Je conteste cette affirmation :

  • Pas du tout. Nous l’avons composé à l’instant, tous les cinq.

J’ai envie de faire une pause pour digérer ce poème symphonique dont je me souviens qu’il s’appelle « Coming back home ».

  • Je vous invite tous à prendre un verre au café du campus.

Quelques minutes plus tard, je suis à la tête d’une joyeuse troupe de vingt personnes bruyantes qui s’installent sur les tables en terrasse. J’ai apporté avec moi trois bouteilles de champagne Benoit Marguet que je conserve au studio pour les grandes occasions, dans une cave à vins réglée à 10 degrés Celsius, température idéale pour un cru exceptionnel. Les autres membres de l’orchestre portent les verres. Je demande que l’on nous apporte quelques amuse-gueules, histoire de justifier l’espace occupé et je laisse un billet de 100 dollars pour compenser, plus que largement, les boissons que nous ne commanderons pas : au choix « french roasted  coffee », un jus de chaussette très clair, réputé torréfié à la française, à l’arôme de cendrier froid et au goût prononcé de pneu brûlé, servi dans un grand gobelet en polystyrène ou pire, un soda bien chimique au goût très sucré, avec ou sans édulcorant, deux horreurs que je fuis comme la peste. Je ne veux pas mourir dans d’atroces souffrances !
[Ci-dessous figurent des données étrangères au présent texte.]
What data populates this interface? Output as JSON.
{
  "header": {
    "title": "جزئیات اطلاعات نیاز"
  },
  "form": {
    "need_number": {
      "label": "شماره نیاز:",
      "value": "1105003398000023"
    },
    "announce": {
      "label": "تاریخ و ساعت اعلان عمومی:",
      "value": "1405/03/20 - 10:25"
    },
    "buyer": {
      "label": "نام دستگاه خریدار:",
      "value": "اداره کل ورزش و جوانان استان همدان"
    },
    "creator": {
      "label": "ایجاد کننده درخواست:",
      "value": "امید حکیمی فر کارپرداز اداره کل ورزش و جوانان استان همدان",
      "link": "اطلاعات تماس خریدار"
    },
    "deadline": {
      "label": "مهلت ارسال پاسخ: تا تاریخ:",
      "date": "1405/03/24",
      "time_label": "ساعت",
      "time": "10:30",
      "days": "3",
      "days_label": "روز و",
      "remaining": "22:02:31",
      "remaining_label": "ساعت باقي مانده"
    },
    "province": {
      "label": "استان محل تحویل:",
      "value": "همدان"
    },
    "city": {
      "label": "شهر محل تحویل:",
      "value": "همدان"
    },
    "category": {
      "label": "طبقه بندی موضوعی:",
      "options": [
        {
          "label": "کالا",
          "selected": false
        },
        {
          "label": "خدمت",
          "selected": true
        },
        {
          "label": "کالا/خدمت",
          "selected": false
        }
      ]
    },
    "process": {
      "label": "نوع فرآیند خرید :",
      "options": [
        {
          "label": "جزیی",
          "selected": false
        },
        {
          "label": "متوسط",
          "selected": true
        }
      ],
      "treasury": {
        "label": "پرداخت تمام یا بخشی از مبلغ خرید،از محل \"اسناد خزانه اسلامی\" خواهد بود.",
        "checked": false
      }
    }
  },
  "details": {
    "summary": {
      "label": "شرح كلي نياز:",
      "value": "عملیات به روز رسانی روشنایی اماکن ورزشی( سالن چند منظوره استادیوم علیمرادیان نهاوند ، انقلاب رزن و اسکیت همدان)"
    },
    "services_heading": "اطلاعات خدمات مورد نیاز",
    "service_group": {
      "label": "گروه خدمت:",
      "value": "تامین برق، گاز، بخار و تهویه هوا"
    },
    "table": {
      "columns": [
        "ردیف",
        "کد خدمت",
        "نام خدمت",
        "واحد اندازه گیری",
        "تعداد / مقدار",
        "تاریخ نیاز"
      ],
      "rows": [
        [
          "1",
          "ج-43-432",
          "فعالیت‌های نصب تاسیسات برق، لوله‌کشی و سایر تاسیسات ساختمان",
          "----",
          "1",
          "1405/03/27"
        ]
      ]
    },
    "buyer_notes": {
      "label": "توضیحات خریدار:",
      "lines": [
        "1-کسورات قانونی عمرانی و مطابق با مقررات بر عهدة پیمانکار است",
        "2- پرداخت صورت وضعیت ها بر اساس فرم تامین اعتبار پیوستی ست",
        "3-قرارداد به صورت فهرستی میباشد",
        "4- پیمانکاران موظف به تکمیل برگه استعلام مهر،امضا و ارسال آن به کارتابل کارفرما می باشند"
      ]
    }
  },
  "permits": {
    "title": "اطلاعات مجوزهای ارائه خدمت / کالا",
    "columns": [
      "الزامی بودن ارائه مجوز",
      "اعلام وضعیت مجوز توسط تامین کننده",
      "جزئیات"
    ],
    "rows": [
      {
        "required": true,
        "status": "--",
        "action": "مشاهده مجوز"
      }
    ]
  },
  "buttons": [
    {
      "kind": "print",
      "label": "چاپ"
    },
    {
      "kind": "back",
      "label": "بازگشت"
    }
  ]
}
Je remplis au tiers chacun des verres à champagne avec le précieux breuvage, dont la température a dû prendre un demi-degré. C’est parfait. Même sur des tables de pique-nique, il faut respecter un certain protocole !

Mes invités ont l’air ravi. Ce n’est pas tous les jours que l’on consomme un grand cru de champagne, servi à la bonne température dans un verre en cristal, sous le soleil de Californie, avec cette vue exceptionnelle dont on ne se lasse pas. Je ne suis pas du tout blasé et j’apprécie aussi. Je fais la synthèse entre le meilleur des deux mondes.

Je suis vidé de mon énergie et me contente de déguster lentement en regardant au loin vers la baie, de sentir la douceur de l’air sans dire un mot. Le joyeux brouhaha de mes invités me berce doucement. Il est 17 heures quand tout bascule.